I have never owned my own house, fully responsible. It’s an odd decision to make at this point in my life….but I also don’t think I want to rent forever and have no equity. It isn’t my first grown-up decision, but it still makes me feel excited and in awe that I can (hopefully) do this.

Today would have been my 18th wedding anniversary, so it’s fitting that I made the call today. It already seems so long ago that I was happy with him, but the pain of loss has not subsided. But I believe I am being guided by my angels and the Universe, so I trust that it is the right time to do this. If not now, when?

Life does go on.

 

 

And So, It’s Over

Late August I received an email from the lawyer that the paperwork was finalized. Today I received the settlement check.

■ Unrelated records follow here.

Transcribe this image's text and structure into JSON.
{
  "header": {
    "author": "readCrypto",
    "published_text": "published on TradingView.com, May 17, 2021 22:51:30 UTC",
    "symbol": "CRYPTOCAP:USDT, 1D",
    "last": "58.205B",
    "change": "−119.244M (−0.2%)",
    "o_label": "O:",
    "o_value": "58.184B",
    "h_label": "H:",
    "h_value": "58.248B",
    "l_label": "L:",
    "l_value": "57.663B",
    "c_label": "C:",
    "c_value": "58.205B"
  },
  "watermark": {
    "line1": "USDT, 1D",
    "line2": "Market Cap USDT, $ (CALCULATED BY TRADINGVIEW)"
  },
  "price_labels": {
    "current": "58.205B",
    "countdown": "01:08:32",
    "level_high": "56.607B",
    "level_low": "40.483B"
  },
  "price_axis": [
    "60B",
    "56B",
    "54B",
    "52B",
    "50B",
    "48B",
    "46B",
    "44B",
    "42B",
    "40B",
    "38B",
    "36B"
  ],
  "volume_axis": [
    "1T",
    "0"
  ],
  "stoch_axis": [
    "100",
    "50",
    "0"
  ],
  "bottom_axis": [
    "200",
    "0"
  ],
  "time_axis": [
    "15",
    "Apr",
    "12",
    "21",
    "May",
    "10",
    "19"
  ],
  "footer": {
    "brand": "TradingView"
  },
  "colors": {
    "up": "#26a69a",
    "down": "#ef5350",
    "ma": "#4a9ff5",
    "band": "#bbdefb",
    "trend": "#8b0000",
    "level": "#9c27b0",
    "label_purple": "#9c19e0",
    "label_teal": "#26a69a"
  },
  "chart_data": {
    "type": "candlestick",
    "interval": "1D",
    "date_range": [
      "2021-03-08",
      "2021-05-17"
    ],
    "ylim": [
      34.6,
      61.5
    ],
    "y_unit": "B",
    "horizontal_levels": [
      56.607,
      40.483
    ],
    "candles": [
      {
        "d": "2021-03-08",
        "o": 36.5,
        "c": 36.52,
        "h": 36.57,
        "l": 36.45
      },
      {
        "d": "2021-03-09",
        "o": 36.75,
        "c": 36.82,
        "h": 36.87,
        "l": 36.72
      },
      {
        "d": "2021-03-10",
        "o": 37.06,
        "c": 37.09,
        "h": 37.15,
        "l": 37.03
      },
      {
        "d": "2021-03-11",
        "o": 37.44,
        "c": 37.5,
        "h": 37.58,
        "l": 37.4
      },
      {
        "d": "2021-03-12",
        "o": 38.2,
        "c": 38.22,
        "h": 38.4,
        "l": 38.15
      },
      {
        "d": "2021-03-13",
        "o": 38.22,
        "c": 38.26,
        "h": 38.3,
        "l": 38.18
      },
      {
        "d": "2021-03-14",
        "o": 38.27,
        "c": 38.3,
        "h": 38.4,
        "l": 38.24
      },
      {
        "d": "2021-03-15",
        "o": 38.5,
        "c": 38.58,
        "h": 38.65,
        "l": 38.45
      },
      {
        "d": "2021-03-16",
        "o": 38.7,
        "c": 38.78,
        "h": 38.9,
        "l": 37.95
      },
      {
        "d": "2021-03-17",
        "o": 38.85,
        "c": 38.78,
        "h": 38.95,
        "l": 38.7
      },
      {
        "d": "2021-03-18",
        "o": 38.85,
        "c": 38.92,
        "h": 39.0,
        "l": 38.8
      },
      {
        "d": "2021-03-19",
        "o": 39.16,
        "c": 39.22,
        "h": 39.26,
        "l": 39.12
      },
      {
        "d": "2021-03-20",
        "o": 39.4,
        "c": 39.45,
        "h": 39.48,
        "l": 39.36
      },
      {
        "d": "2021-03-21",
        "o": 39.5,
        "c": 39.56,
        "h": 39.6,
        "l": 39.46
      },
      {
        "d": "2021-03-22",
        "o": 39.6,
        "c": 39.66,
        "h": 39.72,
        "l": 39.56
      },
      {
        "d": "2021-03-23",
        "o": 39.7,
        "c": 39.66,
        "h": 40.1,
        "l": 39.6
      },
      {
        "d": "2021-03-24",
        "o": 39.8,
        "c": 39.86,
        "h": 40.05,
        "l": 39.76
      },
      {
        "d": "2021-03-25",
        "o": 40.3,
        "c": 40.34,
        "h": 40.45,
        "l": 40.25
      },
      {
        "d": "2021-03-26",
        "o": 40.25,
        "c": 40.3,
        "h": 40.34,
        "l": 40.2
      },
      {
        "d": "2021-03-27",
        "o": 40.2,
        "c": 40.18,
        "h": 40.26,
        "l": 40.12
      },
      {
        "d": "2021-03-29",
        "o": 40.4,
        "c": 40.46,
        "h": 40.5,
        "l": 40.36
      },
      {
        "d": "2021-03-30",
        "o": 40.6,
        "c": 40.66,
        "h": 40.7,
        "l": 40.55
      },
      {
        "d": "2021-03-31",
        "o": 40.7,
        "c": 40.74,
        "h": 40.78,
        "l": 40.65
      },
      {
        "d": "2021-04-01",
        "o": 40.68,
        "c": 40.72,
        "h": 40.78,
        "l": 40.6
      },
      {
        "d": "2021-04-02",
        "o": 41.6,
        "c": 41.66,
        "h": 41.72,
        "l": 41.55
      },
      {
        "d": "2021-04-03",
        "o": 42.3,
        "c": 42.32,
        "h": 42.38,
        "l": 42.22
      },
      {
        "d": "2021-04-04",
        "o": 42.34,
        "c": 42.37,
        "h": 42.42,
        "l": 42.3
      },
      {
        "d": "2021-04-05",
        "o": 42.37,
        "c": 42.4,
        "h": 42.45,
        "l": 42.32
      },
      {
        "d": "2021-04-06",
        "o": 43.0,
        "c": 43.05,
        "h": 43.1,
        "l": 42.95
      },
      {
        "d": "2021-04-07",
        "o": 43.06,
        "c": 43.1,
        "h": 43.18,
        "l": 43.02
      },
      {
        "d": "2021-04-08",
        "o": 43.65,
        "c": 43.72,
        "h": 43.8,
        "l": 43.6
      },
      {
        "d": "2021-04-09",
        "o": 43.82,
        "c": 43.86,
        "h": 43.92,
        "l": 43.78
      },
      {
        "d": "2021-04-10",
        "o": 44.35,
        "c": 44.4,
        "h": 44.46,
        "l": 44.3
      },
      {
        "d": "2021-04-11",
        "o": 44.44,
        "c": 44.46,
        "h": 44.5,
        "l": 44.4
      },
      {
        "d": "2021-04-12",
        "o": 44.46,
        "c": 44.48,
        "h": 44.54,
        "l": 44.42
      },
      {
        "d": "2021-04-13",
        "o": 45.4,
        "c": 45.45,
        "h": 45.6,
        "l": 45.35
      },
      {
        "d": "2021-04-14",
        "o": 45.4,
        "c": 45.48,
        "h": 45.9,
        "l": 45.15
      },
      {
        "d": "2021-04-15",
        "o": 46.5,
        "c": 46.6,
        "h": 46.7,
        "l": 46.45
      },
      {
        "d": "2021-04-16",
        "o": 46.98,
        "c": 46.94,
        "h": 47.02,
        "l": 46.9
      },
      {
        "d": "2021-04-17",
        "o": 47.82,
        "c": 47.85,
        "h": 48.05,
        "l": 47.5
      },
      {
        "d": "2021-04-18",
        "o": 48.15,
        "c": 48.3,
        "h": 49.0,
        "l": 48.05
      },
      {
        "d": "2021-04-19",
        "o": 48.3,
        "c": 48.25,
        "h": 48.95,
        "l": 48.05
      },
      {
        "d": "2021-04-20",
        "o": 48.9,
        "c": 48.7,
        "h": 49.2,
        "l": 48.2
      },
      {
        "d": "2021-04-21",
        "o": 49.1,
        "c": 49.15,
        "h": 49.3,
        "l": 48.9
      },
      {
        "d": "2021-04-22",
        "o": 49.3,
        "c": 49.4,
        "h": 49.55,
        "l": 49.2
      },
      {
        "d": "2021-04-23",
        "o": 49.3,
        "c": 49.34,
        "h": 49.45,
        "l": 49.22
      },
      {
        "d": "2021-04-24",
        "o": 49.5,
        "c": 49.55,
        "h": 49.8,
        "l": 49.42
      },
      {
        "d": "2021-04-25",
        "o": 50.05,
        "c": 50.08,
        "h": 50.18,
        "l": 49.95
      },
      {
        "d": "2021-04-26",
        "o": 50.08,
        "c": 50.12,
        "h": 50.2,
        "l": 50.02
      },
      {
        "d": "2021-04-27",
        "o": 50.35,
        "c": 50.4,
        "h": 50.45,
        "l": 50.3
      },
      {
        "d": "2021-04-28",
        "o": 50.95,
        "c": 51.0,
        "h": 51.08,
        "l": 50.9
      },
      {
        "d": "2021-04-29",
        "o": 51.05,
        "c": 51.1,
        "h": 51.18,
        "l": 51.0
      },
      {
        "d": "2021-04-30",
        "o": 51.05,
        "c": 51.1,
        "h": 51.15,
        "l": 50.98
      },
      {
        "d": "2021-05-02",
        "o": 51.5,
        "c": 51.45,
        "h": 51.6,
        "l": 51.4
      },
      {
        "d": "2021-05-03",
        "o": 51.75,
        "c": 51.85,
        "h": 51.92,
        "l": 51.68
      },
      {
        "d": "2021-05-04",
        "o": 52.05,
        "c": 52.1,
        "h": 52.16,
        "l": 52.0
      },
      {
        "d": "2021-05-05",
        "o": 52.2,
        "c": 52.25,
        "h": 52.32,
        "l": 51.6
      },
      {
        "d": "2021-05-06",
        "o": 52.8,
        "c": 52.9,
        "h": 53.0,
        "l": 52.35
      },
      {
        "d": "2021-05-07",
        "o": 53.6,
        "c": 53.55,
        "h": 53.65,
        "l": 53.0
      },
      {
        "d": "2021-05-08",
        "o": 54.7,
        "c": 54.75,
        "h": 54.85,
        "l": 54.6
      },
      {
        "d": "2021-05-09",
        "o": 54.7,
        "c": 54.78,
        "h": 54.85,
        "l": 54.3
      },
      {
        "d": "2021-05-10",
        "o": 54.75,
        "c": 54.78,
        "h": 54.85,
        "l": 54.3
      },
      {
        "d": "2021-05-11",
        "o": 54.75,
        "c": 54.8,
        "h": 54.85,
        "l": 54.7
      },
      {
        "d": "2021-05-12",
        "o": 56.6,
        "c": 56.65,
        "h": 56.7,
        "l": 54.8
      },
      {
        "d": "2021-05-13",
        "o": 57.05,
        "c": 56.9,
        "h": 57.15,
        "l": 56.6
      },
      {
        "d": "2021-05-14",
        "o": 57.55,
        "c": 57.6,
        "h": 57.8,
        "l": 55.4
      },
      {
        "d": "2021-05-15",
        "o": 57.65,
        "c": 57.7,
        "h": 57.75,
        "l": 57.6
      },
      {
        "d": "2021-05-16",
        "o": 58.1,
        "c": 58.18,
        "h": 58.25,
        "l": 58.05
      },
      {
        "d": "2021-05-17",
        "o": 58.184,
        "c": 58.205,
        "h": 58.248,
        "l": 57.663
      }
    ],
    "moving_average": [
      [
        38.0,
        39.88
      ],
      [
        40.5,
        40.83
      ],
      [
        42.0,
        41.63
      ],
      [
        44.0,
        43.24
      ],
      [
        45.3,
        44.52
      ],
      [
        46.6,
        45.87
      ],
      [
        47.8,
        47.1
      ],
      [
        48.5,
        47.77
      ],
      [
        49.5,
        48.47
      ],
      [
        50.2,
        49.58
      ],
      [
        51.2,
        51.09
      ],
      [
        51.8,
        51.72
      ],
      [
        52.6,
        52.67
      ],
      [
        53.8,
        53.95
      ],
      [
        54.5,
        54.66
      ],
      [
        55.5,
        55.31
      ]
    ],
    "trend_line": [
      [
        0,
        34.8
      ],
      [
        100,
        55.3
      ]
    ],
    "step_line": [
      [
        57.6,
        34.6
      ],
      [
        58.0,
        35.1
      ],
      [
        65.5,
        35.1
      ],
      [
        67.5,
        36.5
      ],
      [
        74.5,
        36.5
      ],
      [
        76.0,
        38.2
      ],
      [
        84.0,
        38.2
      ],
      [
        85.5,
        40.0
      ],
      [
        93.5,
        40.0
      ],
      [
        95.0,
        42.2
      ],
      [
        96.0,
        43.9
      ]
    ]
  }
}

And after nearly a year, I am divorced and off the mortgage. Out of his life, well as much as I can be with kids together. For as much aggravation as his lawyer caused, I didn’t expect the end to be so quiet, so anticlimactic, I guess.

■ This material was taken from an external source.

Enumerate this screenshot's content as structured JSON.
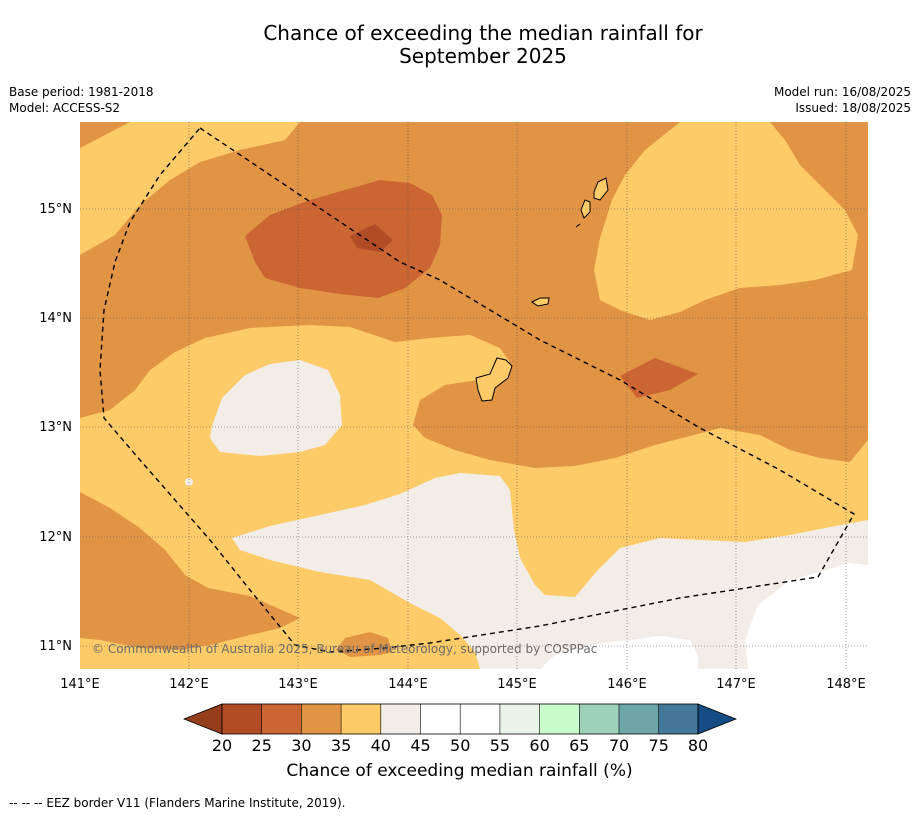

I haven’t heard from him, except for a few very terse responses to my telling him I found a seamstress for our daughter’s homecoming dress and I made her hair appointment. That seems strange to me, that he has been so angry and passive aggressive the whole way, and now he is quiet. Is he happy? Relieved? Sad? Taking any responsibility? I don’t know. I guess it doesn’t really matter.

I don’t know how I feel. I’ve spent 20 years with him and have two amazing children I love so much. It’s hard to wrap my mind around the fact that that chapter is closed. That he isn’t my forever. That now I will miss things my kids do. That I chose this path.

I know it’s just fresh. I know it will pass eventually. I hope the pain doesn’t take as long to fade as my divorce took to be final.